Mas essa compreensão pode ser difícil para as crianças, não?
Por isso, é preciso compreender o que a criança apresenta para saber orientar e direcionar o que é essencial nessas horas. Os autistas são inteligentes e, por mais que apresentem questões cognitivas e motoras, sabem compreender as orientações. Isso acontece até mesmo com os não verbais. Por isso, cultivar um relacionamento amoroso com as crianças enaltece as trocas e as conduz para serem capazes de lidar com situações que lhe tiram da rotina. Quanto mais confiantes e seguras as crianças se sentirem, melhor se sairão em ocasiões distintas.
O medo do futuro, de pensar quem vai cuidar da criança preocupa?
Eu aconselho os pais a direcionarem, educarem e conduzirem os filhos o mais próximo da realidade possível. Criar os filhos para o mundo e não em redomas de vidro ilusórias, com consciência de que todos são diferentes e únicos. Acreditar que a criança é capaz, dar condições para que ela melhore suas habilidades e motivá-la para que sempre busque o seu melhor. Cultivar bons valores e premissas para que eles tenham uma base sólida do que realmente importa na vida é necessário.
Como incentivar?
Crianças atípicas têm muitas competências. Serem tratadas com amor, respeito e compaixão, dispondo de um tempo com olhar humanizado é a melhor forma para harmonizar suas questões. Valorizar a conquista das crianças, deixá-las confiantes que elas são capazes, irá encorajá-las a mostrar as suas habilidades, e, através delas, será possível para elas seguirem com menos dependência.
Compartilhar experiências, frequentar grupos de pais, ajuda as famílias?

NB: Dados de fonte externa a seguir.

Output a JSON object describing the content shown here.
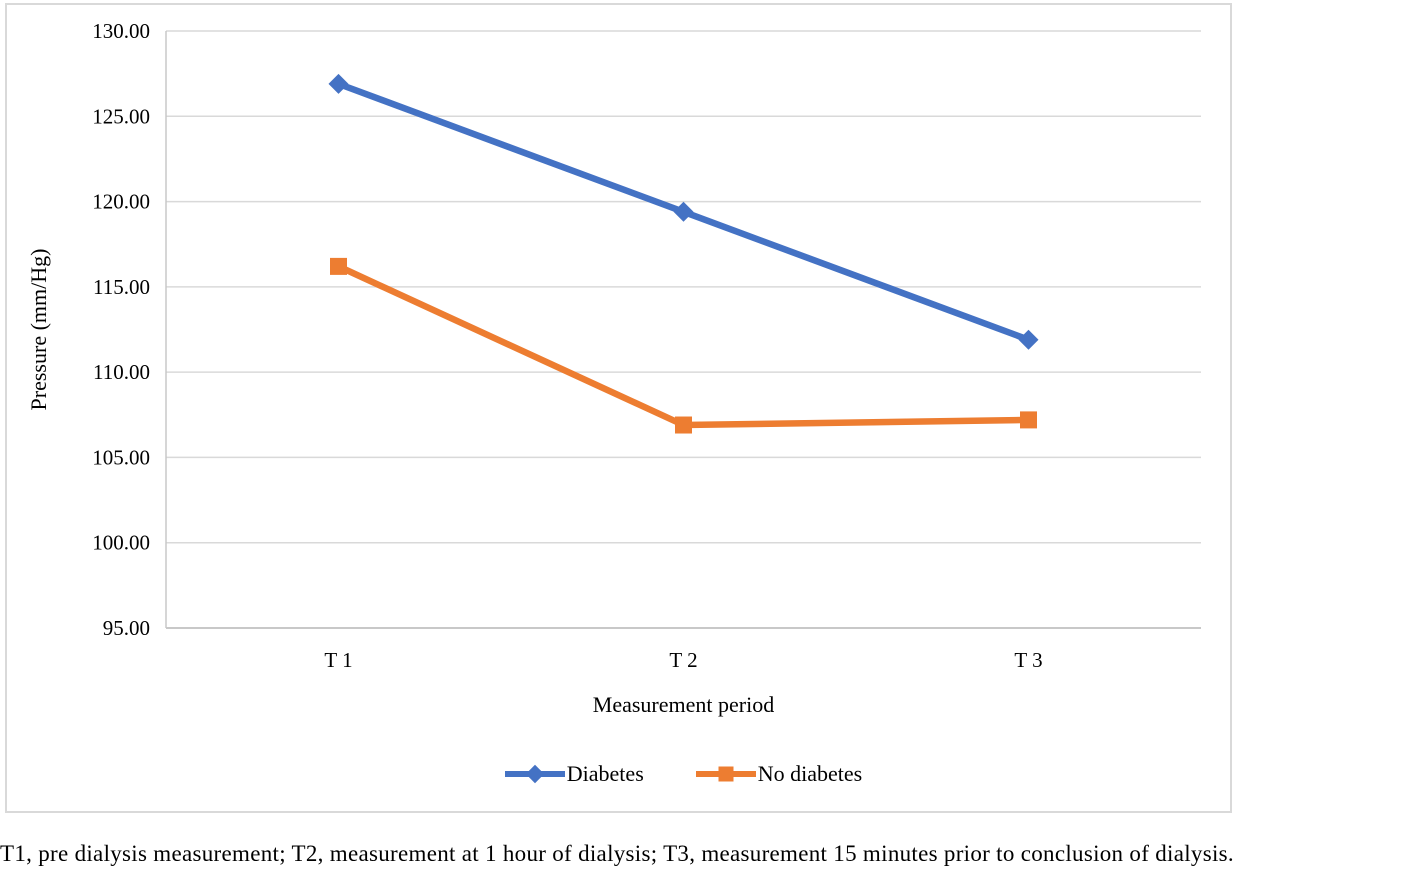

Sim, trocar experiências, informações e conhecimentos sempre ajuda a família a compreender cada vez mais o autismo e as necessidades do filho. Cada criança autista se expressa de uma forma única; por isso é tão particular cuidar dela. É necessário entender e saber interpretar o que ela quer te dizer, pois a mente funciona de forma diferente. Grupos de pais, grupos de estudos, interações estreitas com a escola e terapeutas que cuidam da criança vão ajudar significativamente a entender as suas necessidades e ter cada vez mais conhecimento de como agir e como fazer em situações desafiadoras.